In contrast, the earnings of C corporations are taxed twice—once on the corporate level and again on the personal level when you receive payment as dividends or compensation. This difference is often a key attraction for small-business owners.
Nevertheless, if it suits your purposes, you can elect to be taxed as a corporation by taking the appropriate action on your tax return. This might make sense if you intend to retain earnings that will eventually be paid out at a lower corporate tax rate than your regular personal tax rate. But most taxpayers with SMLLCs prefer partnership-type taxation.
If you operate an SMLLC and benefit from partnership-type taxation, you are required to pay self-employment tax on your earnings. For 2009, the self-employment tax is 12.4 percent on the first $106,800 of earned income (up from $102,000 for 2008). An additional 2.9 percent tax applies to all earned income. However, you are entitled to deduct half of the self-employment tax you must pay.
State and local taxation is also a consideration for small-business owners. For example, in certain states, an annual franchise tax is levied on LLCs. In contrast, sole proprietorships may be exempt. Check with your tax advisor for the applicable law in your state.

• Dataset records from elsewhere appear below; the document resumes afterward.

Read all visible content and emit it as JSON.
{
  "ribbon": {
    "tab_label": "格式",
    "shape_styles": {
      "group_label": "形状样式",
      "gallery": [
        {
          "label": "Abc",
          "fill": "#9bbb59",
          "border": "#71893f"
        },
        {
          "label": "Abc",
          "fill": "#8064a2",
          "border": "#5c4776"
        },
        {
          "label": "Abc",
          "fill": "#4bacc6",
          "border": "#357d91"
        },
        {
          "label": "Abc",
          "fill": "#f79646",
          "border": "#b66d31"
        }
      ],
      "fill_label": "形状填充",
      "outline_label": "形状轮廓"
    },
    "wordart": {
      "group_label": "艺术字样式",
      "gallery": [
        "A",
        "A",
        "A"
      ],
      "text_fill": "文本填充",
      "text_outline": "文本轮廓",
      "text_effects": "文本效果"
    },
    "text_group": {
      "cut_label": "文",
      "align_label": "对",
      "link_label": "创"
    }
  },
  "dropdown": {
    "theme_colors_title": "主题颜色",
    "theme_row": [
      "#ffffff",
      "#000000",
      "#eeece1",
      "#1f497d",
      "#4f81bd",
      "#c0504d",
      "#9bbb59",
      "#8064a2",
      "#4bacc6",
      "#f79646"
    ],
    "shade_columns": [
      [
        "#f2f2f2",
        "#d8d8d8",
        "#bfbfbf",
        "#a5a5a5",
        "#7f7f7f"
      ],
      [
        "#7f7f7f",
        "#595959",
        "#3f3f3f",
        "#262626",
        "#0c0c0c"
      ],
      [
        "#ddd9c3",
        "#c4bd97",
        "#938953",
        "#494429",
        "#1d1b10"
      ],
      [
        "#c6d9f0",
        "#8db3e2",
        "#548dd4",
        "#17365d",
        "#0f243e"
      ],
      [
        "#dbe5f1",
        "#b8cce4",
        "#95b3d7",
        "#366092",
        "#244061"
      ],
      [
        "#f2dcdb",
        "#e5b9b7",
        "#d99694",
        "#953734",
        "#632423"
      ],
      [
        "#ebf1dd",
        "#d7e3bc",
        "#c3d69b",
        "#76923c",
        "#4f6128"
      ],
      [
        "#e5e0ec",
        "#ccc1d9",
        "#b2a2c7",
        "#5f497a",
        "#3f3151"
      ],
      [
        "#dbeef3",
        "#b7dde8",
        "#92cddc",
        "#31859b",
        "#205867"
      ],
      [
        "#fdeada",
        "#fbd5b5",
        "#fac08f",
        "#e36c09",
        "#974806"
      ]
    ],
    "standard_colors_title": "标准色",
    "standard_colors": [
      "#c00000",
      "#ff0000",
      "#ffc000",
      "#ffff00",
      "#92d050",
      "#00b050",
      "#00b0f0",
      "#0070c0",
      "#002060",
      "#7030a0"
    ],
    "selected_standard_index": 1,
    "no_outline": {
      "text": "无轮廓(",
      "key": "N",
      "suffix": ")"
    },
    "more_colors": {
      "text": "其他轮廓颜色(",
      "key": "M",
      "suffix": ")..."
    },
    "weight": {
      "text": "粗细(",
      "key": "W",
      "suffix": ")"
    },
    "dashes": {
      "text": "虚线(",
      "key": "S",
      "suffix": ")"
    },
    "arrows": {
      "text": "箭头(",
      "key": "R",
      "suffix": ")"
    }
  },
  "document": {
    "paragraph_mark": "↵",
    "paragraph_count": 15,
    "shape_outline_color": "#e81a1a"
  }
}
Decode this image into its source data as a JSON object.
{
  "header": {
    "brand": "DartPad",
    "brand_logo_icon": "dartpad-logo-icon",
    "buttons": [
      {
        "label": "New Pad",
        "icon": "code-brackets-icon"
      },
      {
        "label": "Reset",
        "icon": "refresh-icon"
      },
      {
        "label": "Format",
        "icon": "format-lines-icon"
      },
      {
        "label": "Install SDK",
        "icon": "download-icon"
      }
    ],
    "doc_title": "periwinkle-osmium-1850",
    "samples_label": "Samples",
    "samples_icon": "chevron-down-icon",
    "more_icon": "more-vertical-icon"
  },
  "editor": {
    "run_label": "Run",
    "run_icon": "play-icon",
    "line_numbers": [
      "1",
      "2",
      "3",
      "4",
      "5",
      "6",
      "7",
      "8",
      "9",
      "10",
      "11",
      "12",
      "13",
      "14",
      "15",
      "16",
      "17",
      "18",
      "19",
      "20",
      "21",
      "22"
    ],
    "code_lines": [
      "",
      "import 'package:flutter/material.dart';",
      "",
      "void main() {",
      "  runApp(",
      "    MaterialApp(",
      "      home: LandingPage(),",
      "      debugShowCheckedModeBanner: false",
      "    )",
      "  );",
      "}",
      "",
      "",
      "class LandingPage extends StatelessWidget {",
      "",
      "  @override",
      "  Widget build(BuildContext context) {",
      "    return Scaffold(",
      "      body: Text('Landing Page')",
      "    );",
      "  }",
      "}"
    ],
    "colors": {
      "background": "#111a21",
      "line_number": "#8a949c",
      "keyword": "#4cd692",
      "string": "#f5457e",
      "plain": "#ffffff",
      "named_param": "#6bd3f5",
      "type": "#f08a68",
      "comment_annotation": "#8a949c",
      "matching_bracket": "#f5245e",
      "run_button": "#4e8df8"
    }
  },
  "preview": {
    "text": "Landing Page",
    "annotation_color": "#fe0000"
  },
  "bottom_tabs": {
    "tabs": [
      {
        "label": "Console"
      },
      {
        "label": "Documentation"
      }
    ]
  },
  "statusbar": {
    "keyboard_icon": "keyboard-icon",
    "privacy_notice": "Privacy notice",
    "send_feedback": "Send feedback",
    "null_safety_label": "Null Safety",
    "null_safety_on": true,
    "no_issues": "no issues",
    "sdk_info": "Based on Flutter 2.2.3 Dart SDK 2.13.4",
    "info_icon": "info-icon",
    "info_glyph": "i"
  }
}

Generally, making a switch from a sole proprietorship to an SMLLC is comparable with setting up an LLC for the first time. But there are complications if you decide to convert a C corporation to an SMLLC. Reason: The conversion is treated as a taxable liquidation of the corporation. Therefore, you will probably owe tax if your company owns appreciated assets, including intangibles such as goodwill.
In summary: This is not a do-it-yourself proposition. Rely on guidance from expert professional advisors.